World’s dilemma: Helping Afghans helps the Taliban
The “war on terror” ended with that hasty, unceremonious US withdrawal capped by a troubled evacuation of vulnerable Afghans, and Afghanistan is on the brink of socioeconomic collapse.
The international community is trying to galvanize aid without engaging directly with the Taliban, lifting sanctions, or unfreezing assets. Unfortunately, channeling aid to Afghanistan risks underwriting the Taliban’s legitimacy, which will threaten progress on human rights and the creation of the inclusive government in Kabul that the world wants to see. On the other hand, failure to deliver assistance to millions of Afghans risks a mass exodus of refugees, creating fertile ground for violent extremism and dooming Afghanistan to more decades of instability.
More than 90 percent of Afghan households are food insecure, and aid agencies project that most children under the age of 5 are at risk of acute malnourishment. Additionally, while levels of violence have dramatically decreased since the Taliban seized the capital in mid-August, nearly 4 million Afghans remain internally displaced. Most have little prospect of returning to try to scrape a living among the debris of their destroyed homes and failed crops, against the backdrop of fresh waves of violence as ethnic groups and tribes carve new niches in the shifted balance of power.
The sheer scale of Afghanistan’s humanitarian needs cannot be overstated, especially as the approaching winter will shrink the window for international. Before the Taliban’s takeover of Kabul, three quarters of Afghan public finances came from foreign donors, a lifeline that has now been cut. The lack of civil sector pay compounds the crises caused by the abrupt collapse of Afghanistan’s defense and security forces, who were major employers and vital sources of income for many rural households.
The US Federal Reserve is unlikely to release about $9.4 billion in Afghan foreign reserves, which it manages. Washington has gone farther, demanding that the International Monetary Fund retract a long-planned release of funds when the Taliban began their takeover of Afghan provinces. Any decision to inject liquidity into Afghanistan would have grave ramifications for US national security, politics in Washington, and geopolitics in Central Asia. Releasing frozen assets and making generous financial assistance available without strict conditions risks giving tacit recognition to the Taliban as a diplomatic “equal.” That would be difficult to reconcile with the sanctions on the Taliban to prevent its recognition as a legitimate, political entity entrusted with governing and representing the interests of Afghans on the international stage.
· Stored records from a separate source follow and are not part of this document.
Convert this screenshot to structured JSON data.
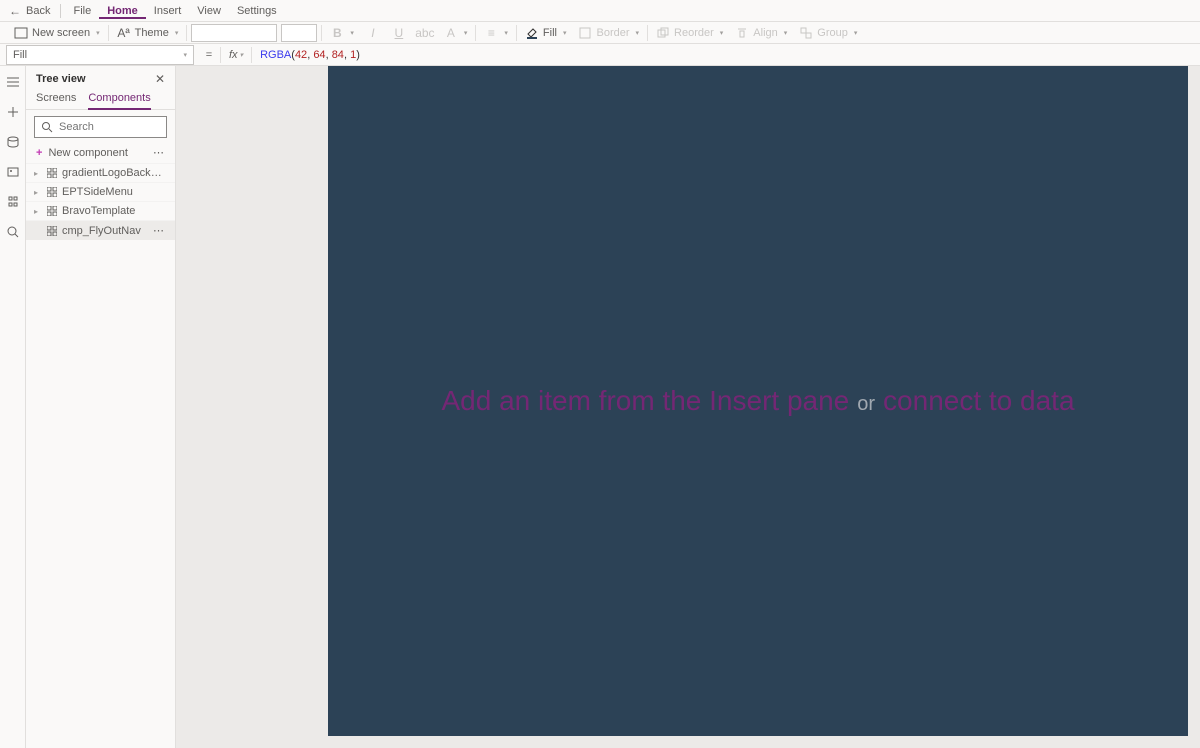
{
  "topmenu": {
    "back": "Back",
    "items": [
      "File",
      "Home",
      "Insert",
      "View",
      "Settings"
    ],
    "active": "Home"
  },
  "ribbon": {
    "new_screen": "New screen",
    "theme": "Theme",
    "fill": "Fill",
    "border": "Border",
    "reorder": "Reorder",
    "align": "Align",
    "group": "Group"
  },
  "formula": {
    "property": "Fill",
    "fx": "fx",
    "fn": "RGBA",
    "args": [
      "42",
      "64",
      "84",
      "1"
    ]
  },
  "tree": {
    "title": "Tree view",
    "tabs": {
      "screens": "Screens",
      "components": "Components"
    },
    "search_placeholder": "Search",
    "new_component": "New component",
    "items": [
      {
        "label": "gradientLogoBackground",
        "selected": false
      },
      {
        "label": "EPTSideMenu",
        "selected": false
      },
      {
        "label": "BravoTemplate",
        "selected": false
      },
      {
        "label": "cmp_FlyOutNav",
        "selected": true
      }
    ]
  },
  "canvas": {
    "hint_insert": "Add an item from the Insert pane",
    "hint_or": "or",
    "hint_connect": "connect to data"
  }
}
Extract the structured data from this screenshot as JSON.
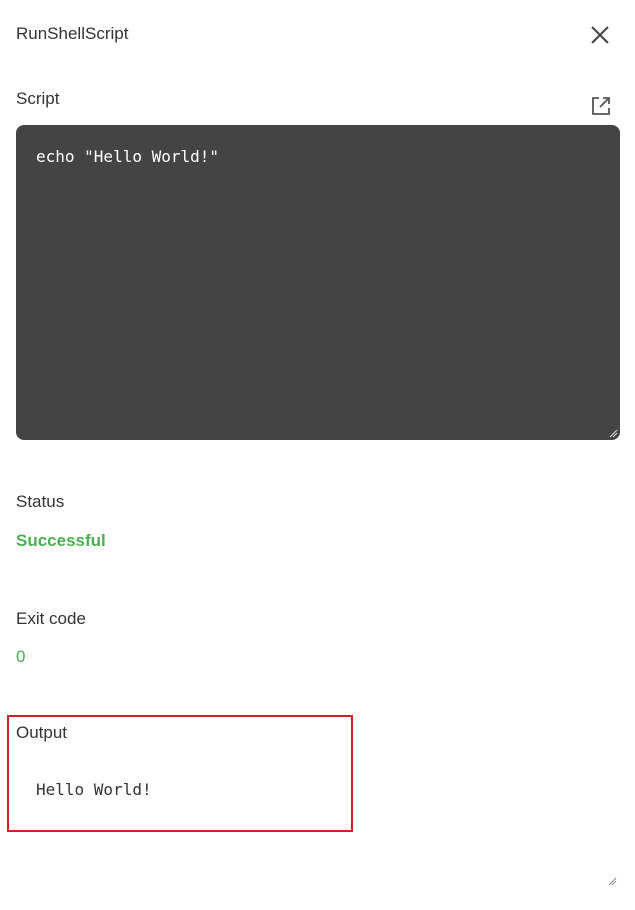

There is also uncertainty about who has rightful access to those funds — the Taliban-led government in Kabul, or former Vice President Amrullah Saleh’s government in exile. Nonetheless, given the ubiquity of the US dollar in international finance, US sanctions on the Taliban extend in practice to all of Afghanistan, and the Biden administration has not indicated what it plans to do to resolve this issue. As a result, while the international community can and must fully address Afghanistan’s humanitarian needs, the lack of liquidity means economic collapse is inevitable.
Time has now run out for the international community to revise its conditions or for the Taliban to meet them, leaving a dangerous stalemate.
Hafed Al-Ghwell
Keen to prevent this in case rising poverty and unemployment imperil their control of Afghanistan, the Taliban have tried to implement changes demanded by the international community. In return, they seek sanctions removal, formal recognition, normalized relations, and unconditional aid. These are non-starters for an international community still waiting for credible progress on human rights, particularly for women and minorities.
The Taliban is also required to establish an inclusive government, cut off ties to terrorist groups, and enable free access for humanitarian operations. They have balked at some of these demands, partly because they are infeasible, but also because they could affect the group’s cohesion or other domestic considerations that take precedence over the concerns of far-off powers. To them, some demands are impossible to meet as they would weaken the group’s control over the government and empower the anti-Taliban opposition. Time has now run out for the international community to revise its conditions or for the Taliban to meet them, leaving a dangerous stalemate.
The Taliban know that Afghanistan’s neighbors, the wider region, and the EU all want to avoid a flood of refugees, given the experiences of the migrant crisis six years ago. Pakistan in particular is dealing with its own domestic woes, not helped by COVID-19, fiscal deficits and the need to abide by the strict IMF demands for the resumption of a $6 billion line of credit.
This is partly why the EU has pledged a revamped humanitarian aid package worth about €1 billion targeting COVID-19 vaccinations, protection of human rights, and direct support for civilians. But aid can be effective only if the global community prevents the collapse of Afghanistan’s payments system, critical to the delivery of humanitarian assistance. Any other solutions are only piecemeal, offering temporary relief while other risks grow, complicating the prospect of enduring stability in Afghanistan.